The estate tax began in 1916 as a way to help raise money for World War I by taxing what the super rich leave to their heirs.
“What you find is that the big changes in the tax system almost always come in the middle of a war,” says Joe Thorndike, director of the Tax History Project at Tax Analysts and author of Their Fair Share: Taxing the Rich in the Age of FDR. He says there were two questions being asked during World War I which ultimately led to the creation of the estate tax:
How do we limit the concentration of wealth to maintain a robust democracy? And how much of the tax burden is it fair for the wealthy to bear?
“People who like the estate tax have decided, I think wisely, that they’ll get more advantage out of arguing about how the tax burden is shared by people rather than how wealth might be shared by people,” says Thorndike.
Nearly a century later estate tax backers are making that argument. This week, Mike Lapham, the director of the Responsible Wealth Project at United for a Fair Economy, brought a proposal to Congress that calls for an increase in the estate tax rate to help raise federal revenue. “My great great grandfather started a paper mill in 1865 and my family has paid an estate tax on several occassions,” says Lapham adding that he thinks it’s only fair that his family pay the government back for the use of paved roads and literate workers educated in public schools. The proposal is backed by other wealthy Americans: Warren Buffett, President Jimmy Carter, Bill Gates Sr., and George Soros.

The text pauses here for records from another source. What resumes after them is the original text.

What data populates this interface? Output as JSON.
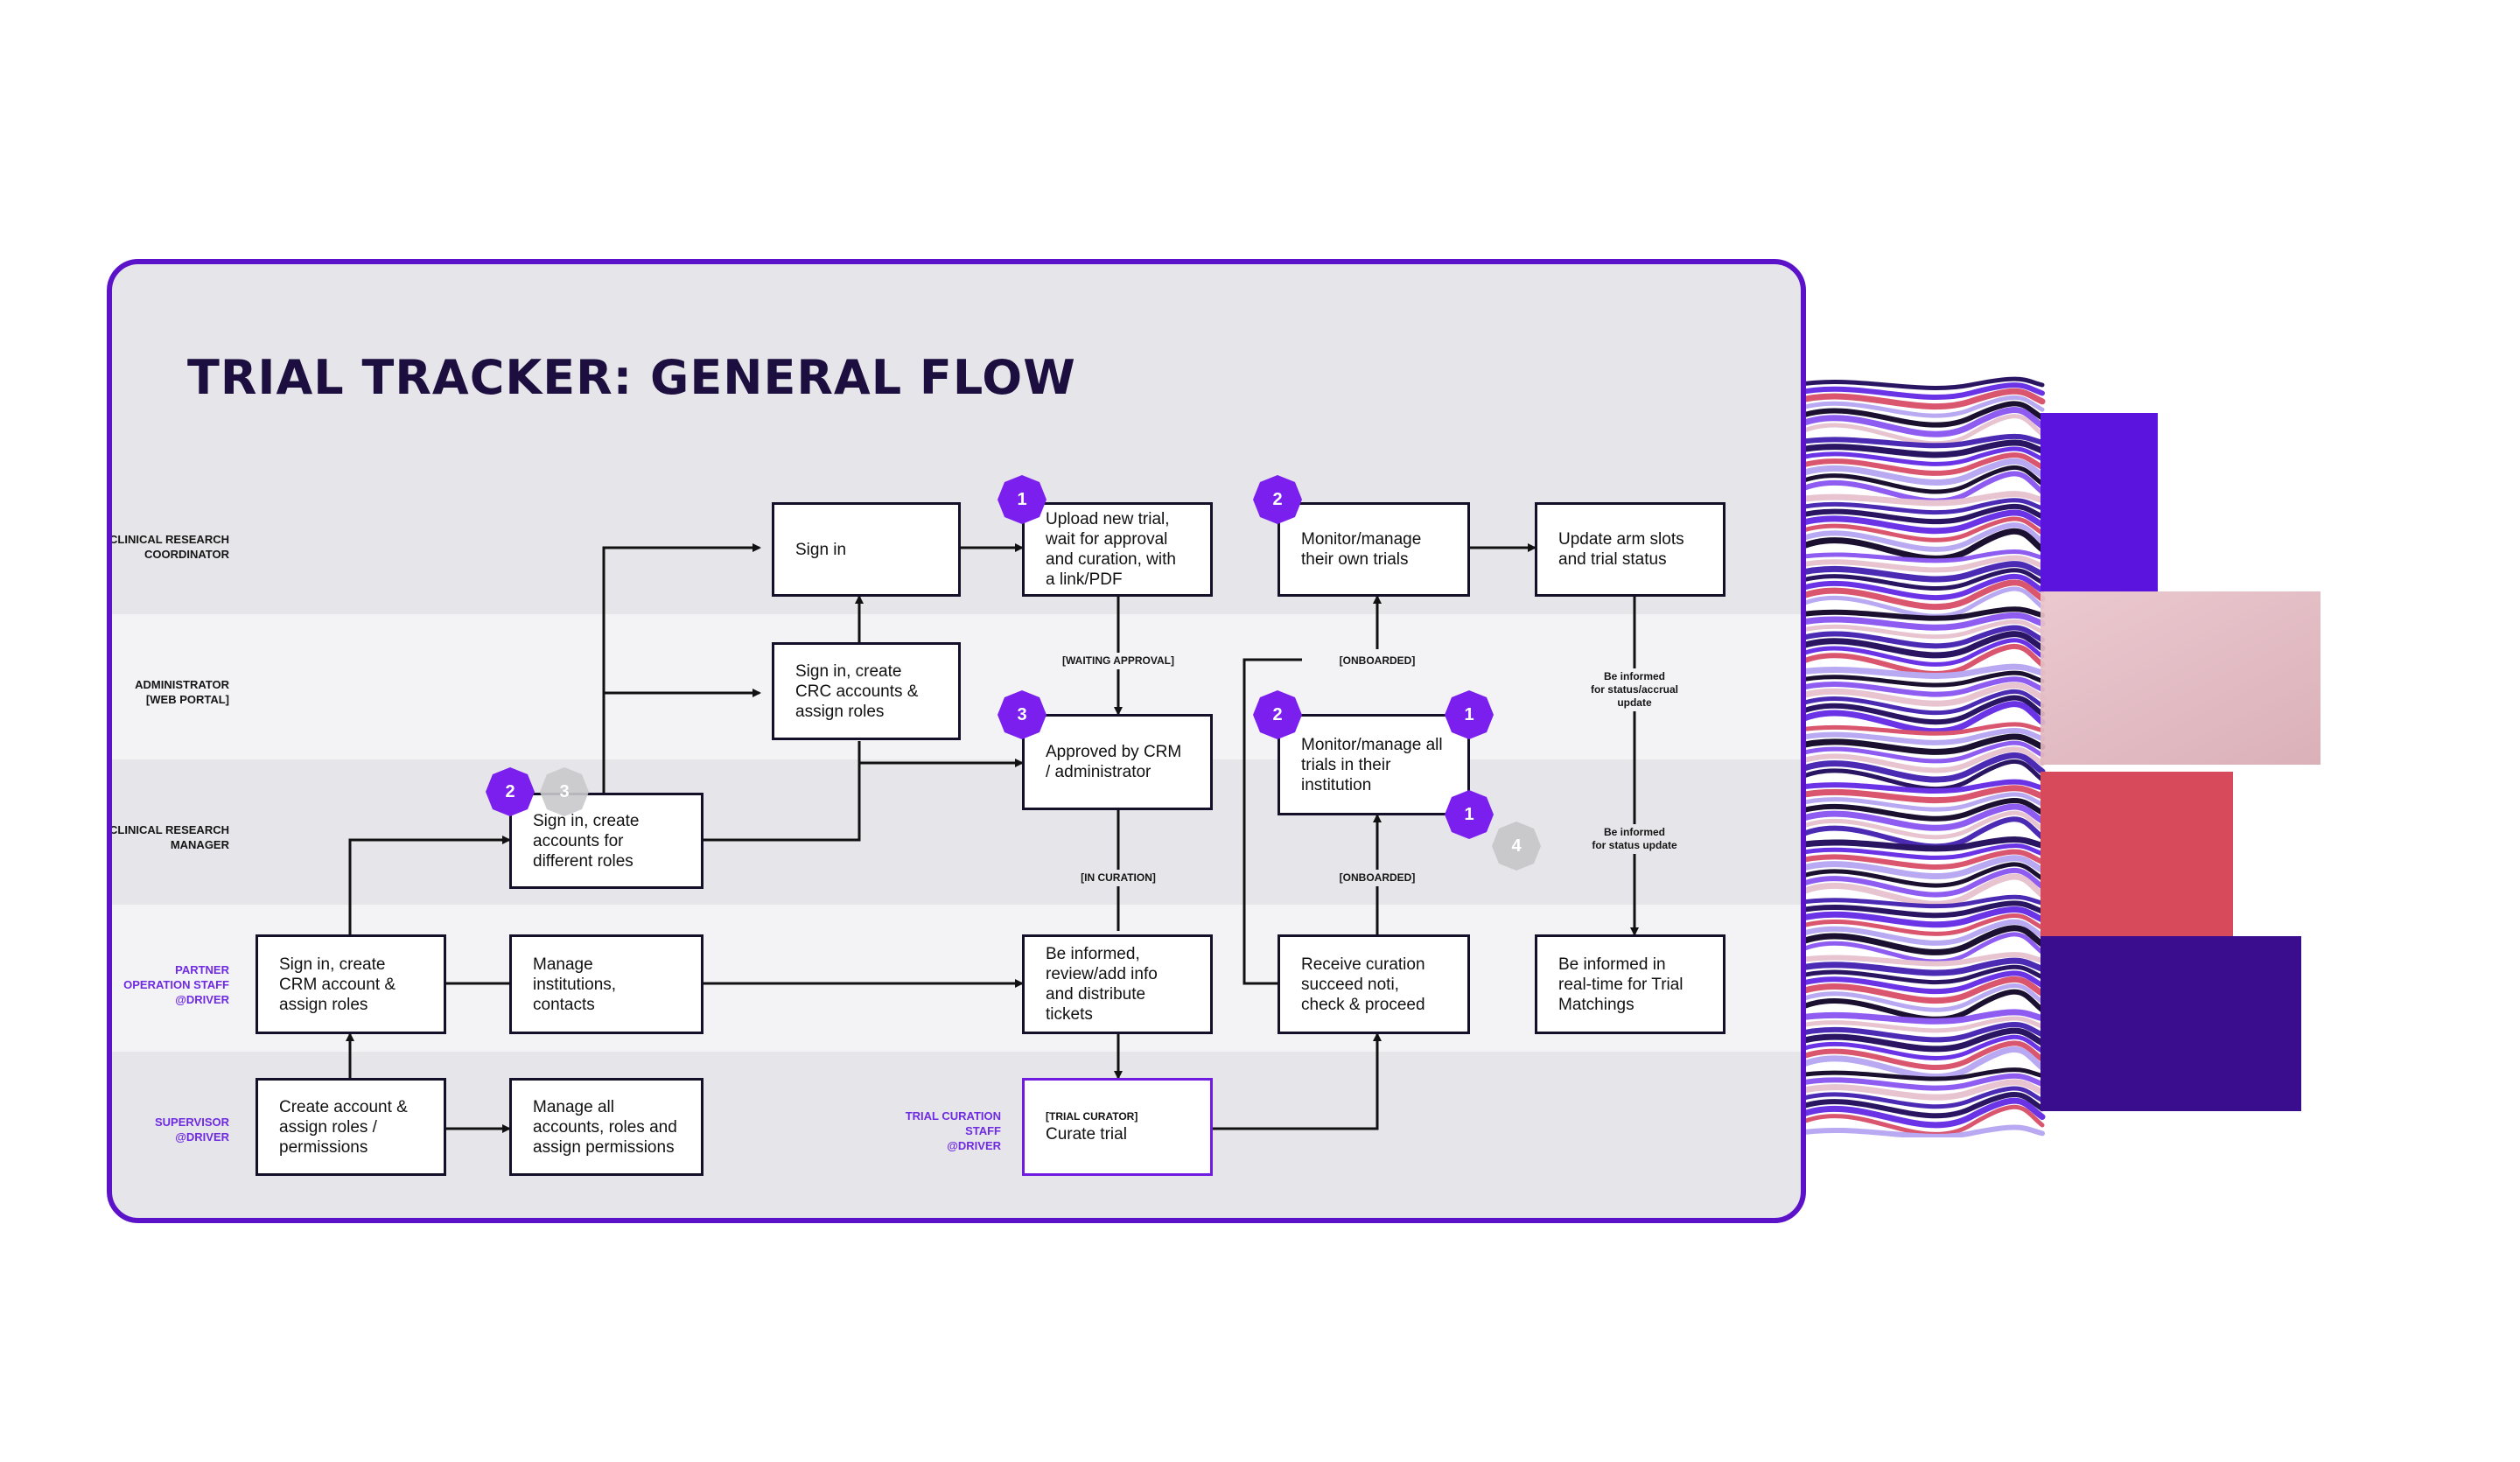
{
  "title": "TRIAL TRACKER: GENERAL FLOW",
  "lanes": [
    {
      "label_lines": [
        "CLINICAL RESEARCH",
        "COORDINATOR"
      ],
      "highlight": false
    },
    {
      "label_lines": [
        "ADMINISTRATOR",
        "[WEB PORTAL]"
      ],
      "highlight": false
    },
    {
      "label_lines": [
        "CLINICAL RESEARCH",
        "MANAGER"
      ],
      "highlight": false
    },
    {
      "label_lines": [
        "PARTNER",
        "OPERATION STAFF",
        "@DRIVER"
      ],
      "highlight": true
    },
    {
      "label_lines": [
        "SUPERVISOR",
        "@DRIVER"
      ],
      "highlight": true
    }
  ],
  "trial_curation_label": [
    "TRIAL CURATION",
    "STAFF",
    "@DRIVER"
  ],
  "boxes": {
    "crc_sign_in": "Sign in",
    "upload_trial": "Upload new trial, wait for approval and curation, with a link/PDF",
    "monitor_own": "Monitor/manage their own trials",
    "update_arm": "Update arm slots and trial status",
    "admin_sign_in": "Sign in, create CRC accounts & assign roles",
    "approved": "Approved by CRM / administrator",
    "monitor_all": "Monitor/manage all trials in their institution",
    "crm_sign_in": "Sign in, create accounts for different roles",
    "partner_sign_in": "Sign in, create CRM account & assign roles",
    "manage_institutions": "Manage institutions, contacts",
    "be_informed_review": "Be informed, review/add info and distribute tickets",
    "receive_curation": "Receive curation succeed noti, check & proceed",
    "realtime": "Be informed in real-time for Trial Matchings",
    "supervisor_create": "Create account & assign roles / permissions",
    "manage_all": "Manage all accounts, roles and assign permissions",
    "trial_curator_tag": "[TRIAL CURATOR]",
    "curate_trial": "Curate trial"
  },
  "notes": {
    "waiting_approval": "[WAITING APPROVAL]",
    "onboarded_top": "[ONBOARDED]",
    "in_curation": "[IN CURATION]",
    "onboarded_mid": "[ONBOARDED]",
    "informed_accrual": [
      "Be informed",
      "for status/accrual",
      "update"
    ],
    "informed_status": [
      "Be informed",
      "for status update"
    ]
  },
  "badges": {
    "upload": "1",
    "approved": "3",
    "monitor_own": "2",
    "monitor_all_left": "2",
    "monitor_all_right_top": "1",
    "monitor_all_right_bottom": "1",
    "monitor_all_grey": "4",
    "crm_purple": "2",
    "crm_grey": "3"
  },
  "colors": {
    "frame": "#5b12c9",
    "badge_purple": "#7b1fee",
    "badge_grey": "#c9c9cc",
    "lane_dark": "#e6e6ea",
    "lane_light": "#f3f3f6",
    "highlight_text": "#6f2be2"
  }
}
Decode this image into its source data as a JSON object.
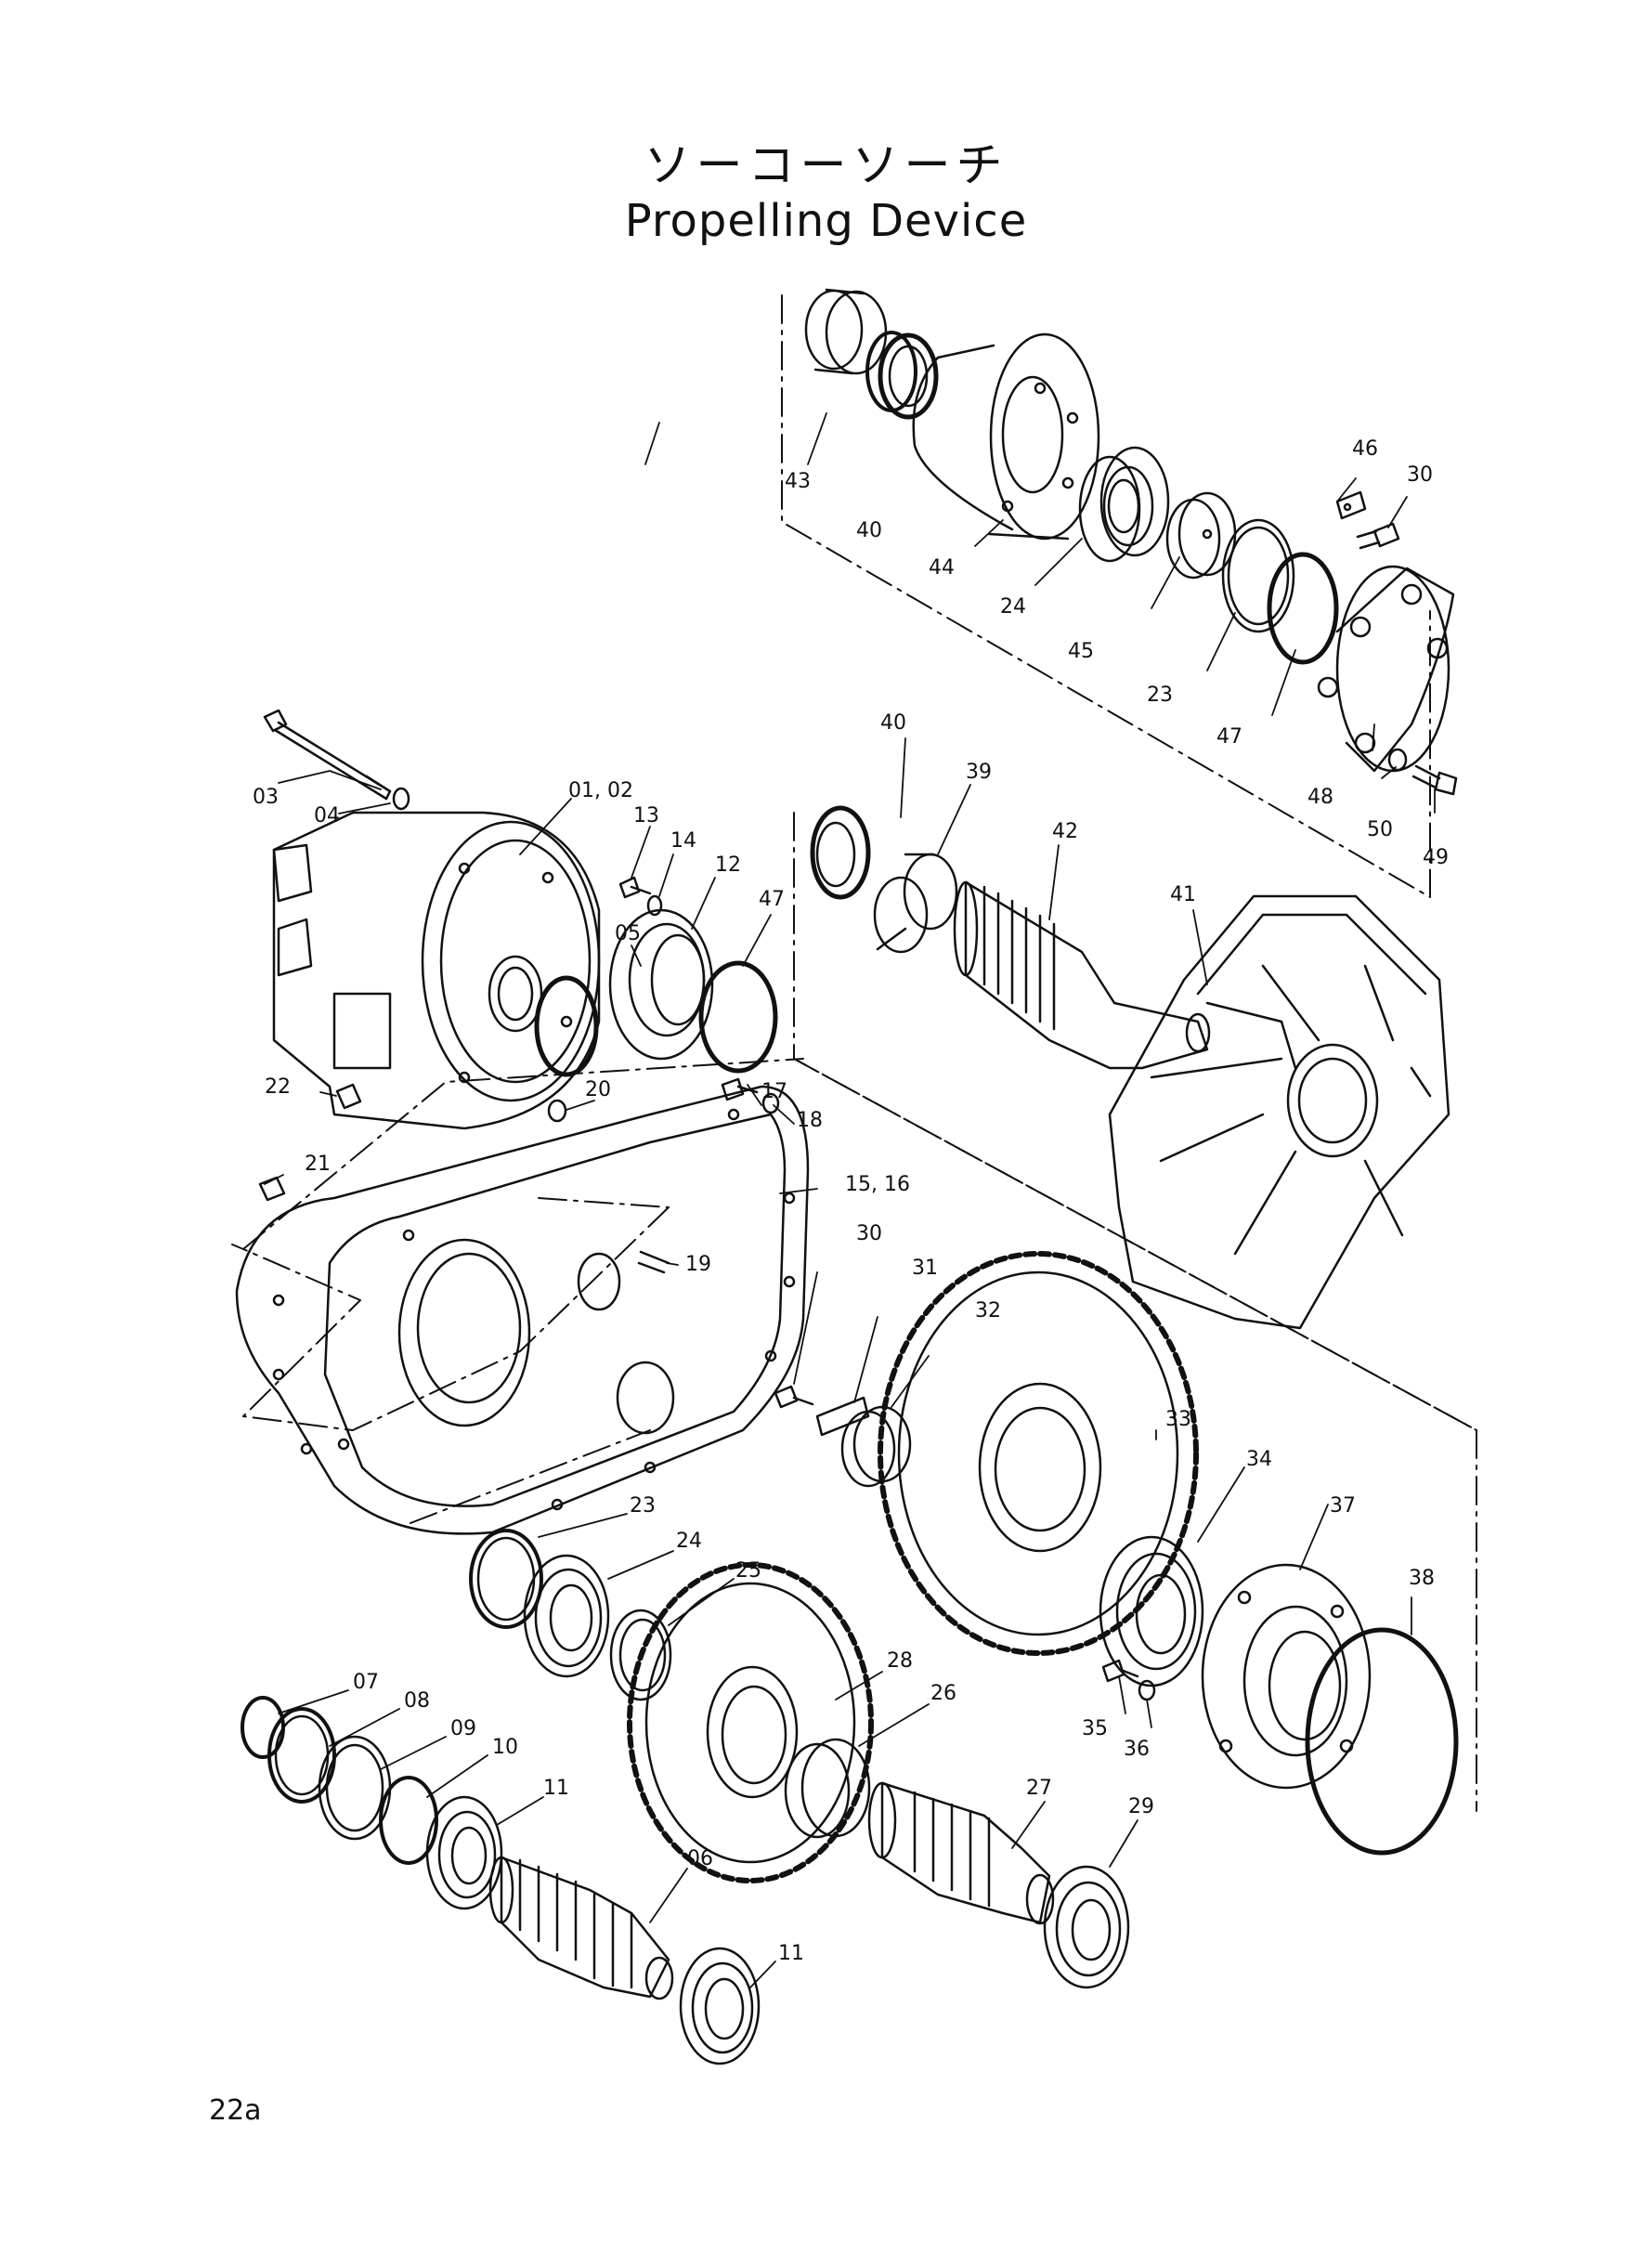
{
  "title": {
    "japanese": "ソーコーソーチ",
    "english": "Propelling Device"
  },
  "page_number": "22a",
  "callouts": [
    {
      "id": "c43",
      "label": "43"
    },
    {
      "id": "c40a",
      "label": "40"
    },
    {
      "id": "c44",
      "label": "44"
    },
    {
      "id": "c24a",
      "label": "24"
    },
    {
      "id": "c45",
      "label": "45"
    },
    {
      "id": "c46",
      "label": "46"
    },
    {
      "id": "c30a",
      "label": "30"
    },
    {
      "id": "c23a",
      "label": "23"
    },
    {
      "id": "c47a",
      "label": "47"
    },
    {
      "id": "c48",
      "label": "48"
    },
    {
      "id": "c50",
      "label": "50"
    },
    {
      "id": "c49",
      "label": "49"
    },
    {
      "id": "c40b",
      "label": "40"
    },
    {
      "id": "c39",
      "label": "39"
    },
    {
      "id": "c42",
      "label": "42"
    },
    {
      "id": "c41",
      "label": "41"
    },
    {
      "id": "c03",
      "label": "03"
    },
    {
      "id": "c04",
      "label": "04"
    },
    {
      "id": "c0102",
      "label": "01, 02"
    },
    {
      "id": "c13",
      "label": "13"
    },
    {
      "id": "c14",
      "label": "14"
    },
    {
      "id": "c12",
      "label": "12"
    },
    {
      "id": "c05",
      "label": "05"
    },
    {
      "id": "c47b",
      "label": "47"
    },
    {
      "id": "c22",
      "label": "22"
    },
    {
      "id": "c20",
      "label": "20"
    },
    {
      "id": "c17",
      "label": "17"
    },
    {
      "id": "c18",
      "label": "18"
    },
    {
      "id": "c21",
      "label": "21"
    },
    {
      "id": "c1516",
      "label": "15, 16"
    },
    {
      "id": "c19",
      "label": "19"
    },
    {
      "id": "c30b",
      "label": "30"
    },
    {
      "id": "c31",
      "label": "31"
    },
    {
      "id": "c32",
      "label": "32"
    },
    {
      "id": "c33",
      "label": "33"
    },
    {
      "id": "c34",
      "label": "34"
    },
    {
      "id": "c37",
      "label": "37"
    },
    {
      "id": "c38",
      "label": "38"
    },
    {
      "id": "c23b",
      "label": "23"
    },
    {
      "id": "c24b",
      "label": "24"
    },
    {
      "id": "c25",
      "label": "25"
    },
    {
      "id": "c28",
      "label": "28"
    },
    {
      "id": "c26",
      "label": "26"
    },
    {
      "id": "c07",
      "label": "07"
    },
    {
      "id": "c08",
      "label": "08"
    },
    {
      "id": "c09",
      "label": "09"
    },
    {
      "id": "c10",
      "label": "10"
    },
    {
      "id": "c11a",
      "label": "11"
    },
    {
      "id": "c06",
      "label": "06"
    },
    {
      "id": "c11b",
      "label": "11"
    },
    {
      "id": "c35",
      "label": "35"
    },
    {
      "id": "c36",
      "label": "36"
    },
    {
      "id": "c27",
      "label": "27"
    },
    {
      "id": "c29",
      "label": "29"
    }
  ]
}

Republicans say if we don’t reach a fiscal compromise by January, individuals with estates worth over a million could take a tax hit and that’s not necessarily the Bill Gates-level wealthy. In some regions of the country, the people who get hit would be considered upper-middle class. Southern California-based certified financial planner, Louis Barajas, has clients in that category and says the estate tax definitely comes up in conversation. “I have yet to meet anyone who will tell me, Louis, I can’t wait to die and leave 35% or 55% of my estate, everything I worked hard for, to the government. Not one person has ever said that,” says Barajas.
So you may not be able to take it with you, but it’s still so hard to let it go.